Platzer v. Burger

PER CURIAM.

Petitioner, William IT. Platzer, filed a claim with the Florida Industrial Commission to determine whether or not he was entitled to medical treatment “for the rest of his life or as long as qualified doctors continue to indicate that he needs it.” The deputy commissioner found that if the reports in the commission’s file had been placed into evidence, there would be competent substantial evidence upon which a factual finding that the claimant would need lifetime medical treatment in the nature of dilation of his urethra, anti-infection prescriptions and possible treatment for prosta-titis, could be made, but the deputy commissioner denied Platzer’s claim on the ground that such an order would be tantamount to tolling the statute of limitations, § 440.13(3) (b), Florida Statutes, F.S.A., in favor of the petitioner. On appeal the full commission affirmed the order of the deputy commissioner.
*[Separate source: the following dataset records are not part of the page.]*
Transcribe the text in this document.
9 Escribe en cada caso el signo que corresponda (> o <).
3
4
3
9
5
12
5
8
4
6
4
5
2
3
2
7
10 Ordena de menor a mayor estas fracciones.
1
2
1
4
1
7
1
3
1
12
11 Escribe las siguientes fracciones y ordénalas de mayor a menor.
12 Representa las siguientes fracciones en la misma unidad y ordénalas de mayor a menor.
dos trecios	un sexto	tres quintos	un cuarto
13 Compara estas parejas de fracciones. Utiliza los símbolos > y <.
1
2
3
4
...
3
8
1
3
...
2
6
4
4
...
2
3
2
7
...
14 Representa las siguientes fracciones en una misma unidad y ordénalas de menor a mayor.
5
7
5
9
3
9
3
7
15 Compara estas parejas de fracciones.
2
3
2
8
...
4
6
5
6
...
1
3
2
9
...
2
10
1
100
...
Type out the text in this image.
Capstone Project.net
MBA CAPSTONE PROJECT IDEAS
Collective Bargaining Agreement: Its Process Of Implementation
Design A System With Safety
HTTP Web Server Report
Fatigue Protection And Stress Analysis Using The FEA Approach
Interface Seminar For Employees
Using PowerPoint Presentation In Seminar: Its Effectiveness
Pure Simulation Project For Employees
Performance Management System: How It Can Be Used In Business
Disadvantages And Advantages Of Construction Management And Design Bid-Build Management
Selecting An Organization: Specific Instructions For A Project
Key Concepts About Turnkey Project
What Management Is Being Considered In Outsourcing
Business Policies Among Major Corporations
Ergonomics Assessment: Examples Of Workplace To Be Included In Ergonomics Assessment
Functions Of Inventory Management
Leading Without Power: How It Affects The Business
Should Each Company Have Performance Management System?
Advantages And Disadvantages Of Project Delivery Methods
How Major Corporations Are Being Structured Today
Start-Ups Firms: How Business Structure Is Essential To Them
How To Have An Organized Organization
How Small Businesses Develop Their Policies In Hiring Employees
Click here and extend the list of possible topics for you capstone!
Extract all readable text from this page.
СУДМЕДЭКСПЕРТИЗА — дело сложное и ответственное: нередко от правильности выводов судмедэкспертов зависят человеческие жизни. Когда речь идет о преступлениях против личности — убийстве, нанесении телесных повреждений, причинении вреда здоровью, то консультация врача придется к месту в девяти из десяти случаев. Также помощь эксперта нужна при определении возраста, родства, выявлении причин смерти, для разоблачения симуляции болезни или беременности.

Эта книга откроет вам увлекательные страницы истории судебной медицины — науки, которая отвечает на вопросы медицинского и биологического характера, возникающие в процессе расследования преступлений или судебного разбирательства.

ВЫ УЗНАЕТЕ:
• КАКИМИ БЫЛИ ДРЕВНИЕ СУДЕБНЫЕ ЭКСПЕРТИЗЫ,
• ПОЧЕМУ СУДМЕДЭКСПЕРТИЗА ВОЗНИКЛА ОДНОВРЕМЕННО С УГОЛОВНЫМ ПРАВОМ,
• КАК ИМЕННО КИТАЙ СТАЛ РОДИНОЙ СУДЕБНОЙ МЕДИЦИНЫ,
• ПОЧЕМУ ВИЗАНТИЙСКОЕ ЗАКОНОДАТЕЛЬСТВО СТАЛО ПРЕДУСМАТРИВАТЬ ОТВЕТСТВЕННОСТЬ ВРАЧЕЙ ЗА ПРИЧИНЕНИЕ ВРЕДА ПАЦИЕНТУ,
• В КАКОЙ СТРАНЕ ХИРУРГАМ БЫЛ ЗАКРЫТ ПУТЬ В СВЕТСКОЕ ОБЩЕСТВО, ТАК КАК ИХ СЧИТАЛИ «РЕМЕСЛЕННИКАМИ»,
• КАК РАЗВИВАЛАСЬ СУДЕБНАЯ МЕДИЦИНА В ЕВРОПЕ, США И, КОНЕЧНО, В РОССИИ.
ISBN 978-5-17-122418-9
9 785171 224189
The question for our determination is whether or not § 440.13(3) (b), Florida Statutes, F.S.A., authorizes the deputy commissioner to enter an order providing medical treatment for an “indefinite” period of time for a claimant under circumstances shown in this case.

The answer to the question turns upon the interpretation of § 440.13, Florida Statutes, F.S.A., which governs the furnishing of medical services and supplies to an injured claimant. Section 440.13(3) (b) provides :

“All rights for remedial attention under this section including the right of the industrial commission to order additional treatment in excess of one thousand dollars, shall be barred unless a claim therefor is filed or the commission acts on its own initiative within two years after the date of the last remedial treatment furnished by the employer, or after the date of the last payment of compensation.” (Emphasis supplied)

Careful consideration of § 440.13(3) (b), together with other pertinent provisions of § 440.13, particularly § 440.13(1), drives us to a conclusion that when it is shown that the claimant’s need for remedial attention will continue for a long and indefinite period of time, the statutory language lends, itself to a construction which permits the claimant to file a claim and secure an order, requiring the employer to “ * * * furnish to the employee such remedial treatment, care, and attendance under the direction and supervision of a qualified physician or surgeon, or other recognized practitioner, nurse or hospital, and for such period, as the nature of the injury or the process of recovery may require * * [F.S. § 440.13(1), F.S.A.]

*509Such an interpretation protects the claimant from his own inadvertence without placing any substantial additional burden upon the commission or the employer-carrier. Finally, such a construction gives effect to the rule that if the act permits divergent interpretation, one favorable to the employee and the others unfavorable, the interpretation more favorable to the employee will be adopted. Wick Roofing Co. v. Curtis, Fla.1959, 110 So.2d 385.

This holding is in keeping with our decision in Fort v. Hood’s Dairy, Inc., et al., 1962, 143 So.2d 13, wherein we discussed this very point and established certain guide-lines to aid the deputy in forming a proper order in appropriate cases.

For the reasons stated in Fort v. Hood’s Dairy, supra, the petition for writ of cer-tiorari is hereby granted, the order of the commission is quashed, and the cause is remanded for further proceedings consistent with this opinion.

ROBERTS, C. J., and TERRELL, DREW and O’CONNELL, JJ., concur. THOMAS, J., dissents.